Sont-ils fiers d’être Camerounais ?
Chaque 20 mai, le Cameroun célèbre la fête de l’Unité. Pour beaucoup, c’est une journée ordinaire, pour d’autres, c’est le rappel d’une histoire, d’une culture, d’un peuple aux mille visages. Cette année, j’ai décidé de m’arrêter un instant et d’écouter. Écouter mes compatriotes, leur demander, tout simplement : « Qu’est-ce qui vous rend fiers d’être Camerounais ? »
Je ne m’attendais pas à ce que les réponses soient si diverses, si franches, parfois tendres, parfois amères. Mais c’est justement cette mosaïque de ressentis qui fait la beauté – et la complexité – d’être Camerounais.
« Je n’ai pas choisi d’être camerounaise »
On commence ce voyage par Ivane Messi, voyageuse, qui pose un regard doux sur sa nationalité :
« Je n’ai pas choisi d’être camerounaise, je le suis c’est tout. Je suis fière de mon identité, fière de qui je suis, de là où le bon Dieu a voulu me déposer pour mon parcours terrestre. Rien que pour ça je rends grâce. »
Être Camerounais, parfois, c’est juste accepter son identité, remercier la vie pour le point de départ qu’elle a offert. C’est une posture qui invite à l’humilité et à la reconnaissance, au-delà de tout ce qui ne tourne pas rond.
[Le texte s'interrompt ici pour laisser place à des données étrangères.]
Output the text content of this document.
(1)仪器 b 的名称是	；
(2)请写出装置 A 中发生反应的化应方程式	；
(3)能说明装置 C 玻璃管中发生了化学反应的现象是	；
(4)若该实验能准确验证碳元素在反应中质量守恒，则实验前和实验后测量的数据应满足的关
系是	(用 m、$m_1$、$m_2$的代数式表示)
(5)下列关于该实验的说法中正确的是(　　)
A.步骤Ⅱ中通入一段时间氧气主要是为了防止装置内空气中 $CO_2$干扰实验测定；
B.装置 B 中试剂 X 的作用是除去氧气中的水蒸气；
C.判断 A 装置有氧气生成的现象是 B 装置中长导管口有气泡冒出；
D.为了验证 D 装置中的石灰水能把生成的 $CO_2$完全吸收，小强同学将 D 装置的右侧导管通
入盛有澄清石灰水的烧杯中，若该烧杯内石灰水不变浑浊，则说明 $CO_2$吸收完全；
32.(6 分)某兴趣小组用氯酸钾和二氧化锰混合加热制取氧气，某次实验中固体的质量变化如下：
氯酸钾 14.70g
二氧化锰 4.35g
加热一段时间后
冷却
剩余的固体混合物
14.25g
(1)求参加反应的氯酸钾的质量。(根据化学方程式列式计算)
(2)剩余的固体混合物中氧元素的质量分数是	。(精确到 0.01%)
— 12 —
La cuisine, ciment de l’âme camerounaise
Mais très vite, la conversation prend une tournure savoureuse. Si le Cameroun est surnommé « Afrique en miniature », c’est aussi parce que sa cuisine est un continent à elle seule.

Adrianna cite la bouffe – « rien que la bouffe » – et déroule un inventaire à la Prévert : eru, ndolé, sanga, sauce jaune, zom, ndomba, fufu, mbongo… Autant de plats qui, pour beaucoup, sont synonymes de fierté, de souvenirs, de moments partagés.

Beldiane, Lionel Tangang, Karolyn Koukap, Yoba Vaillante, Marie Rose, Joel Gueloho: tous citent la cuisine comme une source inépuisable de bonheur. À la table camerounaise, on trouve l’unité, la transmission, la diversité.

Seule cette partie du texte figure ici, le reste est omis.